Les mêmes salariés pourront également, sur leur demande, bénéficier d'une période de congé supplémentaire, non payé, d'un mois tous les deux ans. Il leur sera laissé la possibilité de pouvoir comprendre dans la durée du congé supplémentaire les congés payés de l'année en cours et de l'année précédente dont le paiement aura été différé jusqu'au moment de leur départ.
Pour bénéficier de ces dispositions, les intéressés devront fournir toutes pièces justificatives.
Article 53
Les parties contractantes fixent ainsi qu'il suit le régime des jours fériés et des ponts :
Outre les divers congés prévus au présent titre, sans préjudice des dispositions de conventions plus avantageuses et sans porter atteinte aux usages individuels ou locaux plus favorables, seront chômés et payés sans récupération :
La matinée du 2 novembre ;
L'après-midi des 24 et 31 décembre ;
Les mardis de Pâques et de Pentecôte pour les études fermant habituellement le lundi.
En outre :
a) Pour les études fermant habituellement le samedi :
Lorsque les fêtes légales et les jours fériés tombent un dimanche, le lundi sera chômé et payé, de même que le lundi veille de ces fêtes légales et jours fériés tombant un mardi ;
b) Pour les études fermant habituellement le lundi :
Lorsque les fêtes légales et jours fériés tombent un dimanche, le samedi sera chômé et payé, de même que le samedi lendemain des fêtes légales et jours fériés tombant un vendredi.

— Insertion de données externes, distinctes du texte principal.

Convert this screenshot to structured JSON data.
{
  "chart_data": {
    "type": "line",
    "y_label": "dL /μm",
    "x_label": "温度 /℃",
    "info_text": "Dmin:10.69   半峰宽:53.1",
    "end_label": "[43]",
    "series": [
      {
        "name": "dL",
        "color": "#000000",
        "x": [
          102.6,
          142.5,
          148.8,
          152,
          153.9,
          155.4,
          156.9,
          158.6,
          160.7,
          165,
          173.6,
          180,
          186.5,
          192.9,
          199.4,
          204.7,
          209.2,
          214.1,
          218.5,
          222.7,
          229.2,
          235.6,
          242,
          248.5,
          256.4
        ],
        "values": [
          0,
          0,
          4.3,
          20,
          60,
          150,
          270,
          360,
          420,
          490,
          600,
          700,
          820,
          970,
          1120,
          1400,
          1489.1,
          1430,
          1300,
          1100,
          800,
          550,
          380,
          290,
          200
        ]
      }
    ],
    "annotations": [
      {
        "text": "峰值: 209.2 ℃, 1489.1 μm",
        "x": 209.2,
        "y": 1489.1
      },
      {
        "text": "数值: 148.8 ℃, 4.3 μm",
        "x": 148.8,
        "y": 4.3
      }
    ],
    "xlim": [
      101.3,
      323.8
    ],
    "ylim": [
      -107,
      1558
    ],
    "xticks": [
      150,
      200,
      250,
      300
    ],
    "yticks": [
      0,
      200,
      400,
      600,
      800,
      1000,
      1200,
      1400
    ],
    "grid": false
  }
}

Ces fêtes légales et jours fériés étant actuellement le 1er janvier, le lundi de Pâques, le 1er mai, l'Ascension, le lundi de Pentecôte, le 14 juillet, l'Assomption, la Toussaint, le 11 novembre et le jour de Noël.
Les congés pour ponts ne peuvent être l'occasion de la suppression de la fermeture du samedi ou du lundi toute la journée, cette fermeture ne devant être supprimée sous aucun prétexte.